Children (or those who work in healthcare) with proven or suspected whooping cough should not attend nursery or school or stay off work until they have completed at least 48 hours of antibiotic treatment. If they have not had antibiotics then they need to wait until 21 days after their cough began before returning.

Those who work in other settings should avoid contact with children under one year of age who aren’t fully vaccinated until they meet the above criteria.

Certain close contacts of the person with whooping cough may be prescribed antibiotics if the infection would pose a significant risk to them. Your doctor will advise if this is necessary.

Whooping cough vaccination

Who should be vaccinated for whooping cough? Vaccination takes place at the age of two, three and four months as part of the six-in-one vaccine that all children receive at these ages.

After the first two vaccinations protection is almost 100 per cent. The vaccination policy is aimed at protecting young babies who are most at risk and works very well in protecting against severe disease.

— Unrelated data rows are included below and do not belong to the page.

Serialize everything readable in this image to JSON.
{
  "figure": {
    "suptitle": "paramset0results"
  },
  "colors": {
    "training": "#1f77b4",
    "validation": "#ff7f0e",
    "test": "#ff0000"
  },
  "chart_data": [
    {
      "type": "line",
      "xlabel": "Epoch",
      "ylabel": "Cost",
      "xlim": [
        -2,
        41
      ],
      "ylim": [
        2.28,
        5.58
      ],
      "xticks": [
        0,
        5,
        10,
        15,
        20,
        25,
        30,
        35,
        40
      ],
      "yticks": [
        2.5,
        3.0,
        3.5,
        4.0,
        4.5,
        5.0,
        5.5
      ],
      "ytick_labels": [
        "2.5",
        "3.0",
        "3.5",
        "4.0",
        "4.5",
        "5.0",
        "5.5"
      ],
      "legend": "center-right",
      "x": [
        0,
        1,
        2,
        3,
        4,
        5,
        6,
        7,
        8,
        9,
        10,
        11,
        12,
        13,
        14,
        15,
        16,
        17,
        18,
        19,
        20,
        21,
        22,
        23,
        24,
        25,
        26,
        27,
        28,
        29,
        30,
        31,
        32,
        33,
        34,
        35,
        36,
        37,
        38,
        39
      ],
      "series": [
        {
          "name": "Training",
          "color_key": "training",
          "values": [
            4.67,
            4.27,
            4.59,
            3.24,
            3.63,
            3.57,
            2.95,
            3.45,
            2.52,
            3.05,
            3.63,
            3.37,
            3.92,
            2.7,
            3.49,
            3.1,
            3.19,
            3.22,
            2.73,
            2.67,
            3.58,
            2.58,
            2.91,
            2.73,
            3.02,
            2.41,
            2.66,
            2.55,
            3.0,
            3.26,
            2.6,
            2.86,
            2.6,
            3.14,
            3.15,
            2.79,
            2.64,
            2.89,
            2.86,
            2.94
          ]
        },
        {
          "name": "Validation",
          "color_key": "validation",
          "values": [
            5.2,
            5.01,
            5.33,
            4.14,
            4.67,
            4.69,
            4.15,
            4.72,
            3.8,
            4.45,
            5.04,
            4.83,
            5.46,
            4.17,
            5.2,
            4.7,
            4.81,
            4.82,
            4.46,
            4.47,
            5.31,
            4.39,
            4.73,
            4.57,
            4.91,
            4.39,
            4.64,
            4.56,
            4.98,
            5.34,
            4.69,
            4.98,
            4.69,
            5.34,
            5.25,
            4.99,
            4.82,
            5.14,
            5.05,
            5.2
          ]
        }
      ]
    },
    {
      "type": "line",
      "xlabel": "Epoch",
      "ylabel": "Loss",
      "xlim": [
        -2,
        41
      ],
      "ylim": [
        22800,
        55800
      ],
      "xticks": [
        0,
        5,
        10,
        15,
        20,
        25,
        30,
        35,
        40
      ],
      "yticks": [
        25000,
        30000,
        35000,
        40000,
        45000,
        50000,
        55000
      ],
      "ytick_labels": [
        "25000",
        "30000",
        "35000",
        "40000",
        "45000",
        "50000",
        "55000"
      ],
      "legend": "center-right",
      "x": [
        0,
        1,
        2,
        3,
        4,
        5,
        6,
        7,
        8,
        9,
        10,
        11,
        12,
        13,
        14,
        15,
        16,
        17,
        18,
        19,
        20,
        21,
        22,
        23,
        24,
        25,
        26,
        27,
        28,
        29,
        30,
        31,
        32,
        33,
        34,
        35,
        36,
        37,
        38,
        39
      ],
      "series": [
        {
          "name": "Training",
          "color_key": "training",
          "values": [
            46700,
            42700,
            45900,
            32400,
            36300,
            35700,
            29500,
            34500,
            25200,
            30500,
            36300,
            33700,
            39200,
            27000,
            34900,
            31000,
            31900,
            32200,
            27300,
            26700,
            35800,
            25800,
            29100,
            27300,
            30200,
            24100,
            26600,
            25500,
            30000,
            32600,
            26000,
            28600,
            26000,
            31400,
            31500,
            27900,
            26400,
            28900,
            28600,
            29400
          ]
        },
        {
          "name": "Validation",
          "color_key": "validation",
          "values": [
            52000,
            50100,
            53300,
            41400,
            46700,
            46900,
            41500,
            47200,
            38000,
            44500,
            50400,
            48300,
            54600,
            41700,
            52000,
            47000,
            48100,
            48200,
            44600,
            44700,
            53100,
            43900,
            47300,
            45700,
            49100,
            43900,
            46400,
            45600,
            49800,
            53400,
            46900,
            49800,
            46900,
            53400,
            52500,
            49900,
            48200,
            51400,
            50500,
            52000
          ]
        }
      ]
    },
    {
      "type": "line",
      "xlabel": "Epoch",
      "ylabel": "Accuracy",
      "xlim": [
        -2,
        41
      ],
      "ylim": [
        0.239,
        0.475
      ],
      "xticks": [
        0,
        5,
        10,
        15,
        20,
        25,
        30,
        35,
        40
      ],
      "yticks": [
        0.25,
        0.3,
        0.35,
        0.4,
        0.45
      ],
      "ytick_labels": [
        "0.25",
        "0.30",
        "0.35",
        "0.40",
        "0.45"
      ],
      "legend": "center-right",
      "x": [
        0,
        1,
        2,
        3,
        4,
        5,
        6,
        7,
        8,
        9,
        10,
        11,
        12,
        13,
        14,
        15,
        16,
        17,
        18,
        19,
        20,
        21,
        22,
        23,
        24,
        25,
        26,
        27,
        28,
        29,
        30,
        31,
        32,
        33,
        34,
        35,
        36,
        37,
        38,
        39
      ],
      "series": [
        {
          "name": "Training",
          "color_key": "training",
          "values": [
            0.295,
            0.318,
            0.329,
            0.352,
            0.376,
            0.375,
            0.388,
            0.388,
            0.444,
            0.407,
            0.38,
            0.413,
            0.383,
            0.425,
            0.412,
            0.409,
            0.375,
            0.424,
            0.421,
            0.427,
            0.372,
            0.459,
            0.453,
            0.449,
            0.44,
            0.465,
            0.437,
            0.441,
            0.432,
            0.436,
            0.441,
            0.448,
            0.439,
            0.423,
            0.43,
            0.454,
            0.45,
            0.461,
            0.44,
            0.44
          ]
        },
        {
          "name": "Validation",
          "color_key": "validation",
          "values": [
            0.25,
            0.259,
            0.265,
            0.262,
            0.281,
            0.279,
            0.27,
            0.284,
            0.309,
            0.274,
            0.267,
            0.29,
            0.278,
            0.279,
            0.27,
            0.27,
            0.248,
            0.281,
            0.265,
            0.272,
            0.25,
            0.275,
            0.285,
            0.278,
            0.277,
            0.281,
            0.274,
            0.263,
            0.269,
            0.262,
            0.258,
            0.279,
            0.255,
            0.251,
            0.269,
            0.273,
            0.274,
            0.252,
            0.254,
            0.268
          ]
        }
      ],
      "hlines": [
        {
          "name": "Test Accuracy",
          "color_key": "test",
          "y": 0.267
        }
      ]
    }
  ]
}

In 2001, a preschool booster vaccination (Repevax) was also introduced and is offered between the ages of three years and four months and five years. This is part of the 4-in-1 preschool booster.

It’s advisable that all children should be vaccinated against whooping cough, as it is important to prevent this dangerous disease.

Whooping cough and pregnancy

Vaccination against whooping cough has been introduced in the UK for pregnant women. Repevax is administered ideally between 16 and 32 weeks of pregnancy, being offered during a routine antenatal appointment and given during each successive pregnancy.

The vaccine boosts the number of whooping cough antibodies that pass from the mother through the placenta to the developing baby. This helps protect the newborn baby from catching whooping cough before they are given their first immunisations at two months of age. It also protects the mother from whooping cough, which reduces the risk of her catching whooping cough and passing it on to the new baby.